Antispam -- false positives are NOT acceptable

My fellow blogger Alex Scoble just posted something that I think misses a couple of points, in the area of antispam.

The main point is that the level of false positives in an antispam system shouldn't be low -- the level of false positives should be effectively zero. Otherwise, users need to sort through their spam boxes anyway, and then what's the good of an antispam system? For more on this argument, please see a column that's a little over a year old.

I also have my doubts about Postini, the vendor he was praising. Surely by all accounts they are one of the best. But they also caused one of the two worst false-positive situations I've ever encountered personally, and the hypothetical user configuration error they are suggesting as the cause seems like nonsense.

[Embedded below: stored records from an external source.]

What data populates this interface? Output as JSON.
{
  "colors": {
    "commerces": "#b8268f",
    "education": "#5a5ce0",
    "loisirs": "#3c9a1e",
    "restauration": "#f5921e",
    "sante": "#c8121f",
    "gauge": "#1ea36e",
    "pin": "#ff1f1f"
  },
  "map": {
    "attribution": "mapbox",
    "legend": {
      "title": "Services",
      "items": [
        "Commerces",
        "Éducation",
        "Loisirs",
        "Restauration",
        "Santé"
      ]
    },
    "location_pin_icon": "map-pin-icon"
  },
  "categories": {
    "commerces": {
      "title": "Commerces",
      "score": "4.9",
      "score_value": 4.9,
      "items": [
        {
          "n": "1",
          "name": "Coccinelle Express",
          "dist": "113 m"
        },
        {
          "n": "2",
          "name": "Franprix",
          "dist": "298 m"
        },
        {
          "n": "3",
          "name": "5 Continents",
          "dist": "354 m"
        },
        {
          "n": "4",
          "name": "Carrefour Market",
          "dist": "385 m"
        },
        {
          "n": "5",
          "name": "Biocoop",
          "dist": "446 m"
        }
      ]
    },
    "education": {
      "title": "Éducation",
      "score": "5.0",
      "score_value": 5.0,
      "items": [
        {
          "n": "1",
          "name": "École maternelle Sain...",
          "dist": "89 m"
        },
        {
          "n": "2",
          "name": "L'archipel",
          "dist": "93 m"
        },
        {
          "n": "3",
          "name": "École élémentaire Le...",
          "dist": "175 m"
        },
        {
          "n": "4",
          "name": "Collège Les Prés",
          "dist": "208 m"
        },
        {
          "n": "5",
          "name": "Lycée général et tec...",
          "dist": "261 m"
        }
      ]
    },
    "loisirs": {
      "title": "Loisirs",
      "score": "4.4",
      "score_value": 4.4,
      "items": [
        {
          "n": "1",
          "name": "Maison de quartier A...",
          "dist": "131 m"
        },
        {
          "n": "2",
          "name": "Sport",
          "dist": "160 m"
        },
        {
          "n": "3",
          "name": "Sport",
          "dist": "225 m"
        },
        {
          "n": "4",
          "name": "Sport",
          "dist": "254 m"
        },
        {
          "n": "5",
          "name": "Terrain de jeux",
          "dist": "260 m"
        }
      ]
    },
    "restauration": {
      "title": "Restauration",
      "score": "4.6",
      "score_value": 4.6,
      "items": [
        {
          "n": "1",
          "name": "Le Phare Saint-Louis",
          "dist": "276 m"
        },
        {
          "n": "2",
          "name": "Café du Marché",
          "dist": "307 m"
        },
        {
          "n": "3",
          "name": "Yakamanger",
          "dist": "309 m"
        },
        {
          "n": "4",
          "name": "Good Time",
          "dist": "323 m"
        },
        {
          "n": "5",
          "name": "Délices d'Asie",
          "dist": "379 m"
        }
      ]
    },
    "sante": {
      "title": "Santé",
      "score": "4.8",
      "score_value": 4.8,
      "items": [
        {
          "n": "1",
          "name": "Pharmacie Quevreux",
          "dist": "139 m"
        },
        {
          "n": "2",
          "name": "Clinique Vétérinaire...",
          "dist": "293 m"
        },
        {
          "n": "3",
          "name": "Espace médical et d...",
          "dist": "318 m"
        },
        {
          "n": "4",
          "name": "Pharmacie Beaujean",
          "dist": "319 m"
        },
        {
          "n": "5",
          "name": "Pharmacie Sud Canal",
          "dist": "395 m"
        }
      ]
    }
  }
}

Finally, he drew a big distinction between filtering spam at an outsourcer's site and filtering it on your own appliance, due to bandwidth costs, or maybe just due to a desire not to touch that icky spammy stuff. Well, I'd like to see numbers before I'm convinced, because the idea doesn't make a whole lot of intuitive sense. There are enough other kinds of security that probably aren't getting outsourced offsite; why is spam so special that email needs to be sent to the Outside Email Sanitizer before being even being allowed to knock at the enterprise network's well-guarded front gates?

EDIT: The OECD doesn't quite get it, either. Their basically sensible report on SPAM in developing countries seemingly entertains the notion that coarse-grained spam blocking (e.g., of entire ISPs) is a necessary evil. Bzzt. Better alternatives abound, and surely a good price can be arranged for Third World ISPs.